An anonymous reader cites a ZDNet report: Low-code and no-code development is often seen as the purview of citizen developers, but the segment of the business where low-code and no-code has gained significant traction is among professional developers themselves. And, importantly, it’s enhancing their jobs in two ways: by providing tools for faster software development and deployment, as well as elevating their roles in business to that of teachers and enablers to would-be citizen developers.
A recent survey of 860 developers by OutSystems found that the majority of low-code users, most of whom also use traditional coding languages alongside low-code, report that they are “very satisfied” with their team’s productivity ( 59%), compared to 41% for traditional developers. The majority of low-level programmers, 57%, are also very satisfied with the quality of the tools at their disposal to complete their work, compared to 36% of their traditional programming counterparts. Additionally, 71% of low-code users said they could meet the typical 40-hour workweek, compared to just 44% of traditional developers. Additionally, 63% of low-code developers say they are happy with their pay and benefits, compared to 40% of traditional developers.
Low-code and no-code not only make things easier, but also elevate the roles of technology professionals within their companies, to facilitators, educators, and consultants.

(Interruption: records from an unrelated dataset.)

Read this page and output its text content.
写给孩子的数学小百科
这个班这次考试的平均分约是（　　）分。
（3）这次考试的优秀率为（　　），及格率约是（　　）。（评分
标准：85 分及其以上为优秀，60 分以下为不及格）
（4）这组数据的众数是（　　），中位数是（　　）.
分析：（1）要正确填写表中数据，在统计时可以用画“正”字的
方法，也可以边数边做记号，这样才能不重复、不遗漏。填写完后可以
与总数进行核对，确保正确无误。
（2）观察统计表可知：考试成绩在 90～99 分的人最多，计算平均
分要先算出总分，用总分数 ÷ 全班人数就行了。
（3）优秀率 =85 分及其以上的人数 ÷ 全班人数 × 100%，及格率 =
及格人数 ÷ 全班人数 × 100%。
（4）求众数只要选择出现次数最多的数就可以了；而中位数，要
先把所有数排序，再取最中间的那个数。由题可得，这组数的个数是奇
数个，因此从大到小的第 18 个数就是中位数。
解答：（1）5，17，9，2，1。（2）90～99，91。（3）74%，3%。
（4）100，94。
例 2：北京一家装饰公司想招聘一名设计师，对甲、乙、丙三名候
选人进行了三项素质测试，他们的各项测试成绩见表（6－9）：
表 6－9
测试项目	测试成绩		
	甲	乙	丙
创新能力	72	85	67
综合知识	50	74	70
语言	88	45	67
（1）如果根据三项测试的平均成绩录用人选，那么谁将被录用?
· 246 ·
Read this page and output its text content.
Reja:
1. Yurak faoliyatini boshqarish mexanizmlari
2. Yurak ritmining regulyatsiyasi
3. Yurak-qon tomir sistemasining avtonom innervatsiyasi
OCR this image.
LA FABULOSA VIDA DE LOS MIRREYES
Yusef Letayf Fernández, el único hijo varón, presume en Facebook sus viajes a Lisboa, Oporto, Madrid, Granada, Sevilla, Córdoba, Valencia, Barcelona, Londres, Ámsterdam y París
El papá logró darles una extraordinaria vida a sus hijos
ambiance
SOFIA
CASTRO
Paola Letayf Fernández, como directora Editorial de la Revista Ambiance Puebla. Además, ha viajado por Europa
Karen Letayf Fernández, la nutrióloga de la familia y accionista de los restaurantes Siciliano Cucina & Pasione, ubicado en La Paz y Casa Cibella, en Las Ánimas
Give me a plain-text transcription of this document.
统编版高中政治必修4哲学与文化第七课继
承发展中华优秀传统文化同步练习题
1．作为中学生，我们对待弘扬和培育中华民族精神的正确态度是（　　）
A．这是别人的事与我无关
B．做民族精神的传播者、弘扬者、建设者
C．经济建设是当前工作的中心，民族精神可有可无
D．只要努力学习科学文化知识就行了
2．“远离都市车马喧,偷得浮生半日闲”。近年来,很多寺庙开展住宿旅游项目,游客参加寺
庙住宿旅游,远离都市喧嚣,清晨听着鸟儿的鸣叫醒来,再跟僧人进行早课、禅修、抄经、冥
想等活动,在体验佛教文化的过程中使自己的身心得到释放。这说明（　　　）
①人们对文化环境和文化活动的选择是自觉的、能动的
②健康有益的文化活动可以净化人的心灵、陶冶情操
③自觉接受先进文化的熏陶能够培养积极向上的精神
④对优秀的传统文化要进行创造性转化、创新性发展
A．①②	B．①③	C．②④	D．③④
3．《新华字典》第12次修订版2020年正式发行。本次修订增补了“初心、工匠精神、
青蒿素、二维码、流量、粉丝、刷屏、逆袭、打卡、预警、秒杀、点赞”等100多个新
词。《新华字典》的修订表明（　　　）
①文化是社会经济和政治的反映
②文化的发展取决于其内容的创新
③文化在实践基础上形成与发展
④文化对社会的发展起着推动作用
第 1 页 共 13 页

Industry watchers agree. “The practitioner’s role now is to customize and connect the low-code solution to the organization’s resources,” says Moses Guttmann, CEO and co-founder of ClearML. Their roles “mainly shift toward automation and orchestration, taking a low-code process and helping the low-code infrastructure gain access to different resources within the organization. Think of it as abstracting away databases and providing access to orchestration, such as cloud infrastructure to run the low-code application.” This can only mean more agile development for the next generation of applications, with business-savvy developers and tech-savvy business users working side by side. “Citizen developers are often innovative, growth-minded problem solvers with an active understanding of the overall business goals,” says Aaron White, CTO and co-founder of Vendr. “Along with overseeing work completed in a low-code or no-code environment, professional developers, especially lead teams, should strive to recognize the talents of these employees, allowing them to actively contribute to the development process.” “It removes many of the day-to-day implementation tasks and allows developers to focus on more architectural and strategic concerns,” says Om Vyas, co-founder and chief product officer at oak9. “It puts them in a position to have more business impact. But also, with low-code and no-code approaches, when the one-size-fits-all doesn’t work for you, it’s going to create work for these professionals to modify or customize to add their own implementations.”
In many cases, “a low-code/no-code approach can work as a complete solution. That said, IT and engineering may need to step in from time to time to fine-tune the details,” adds White.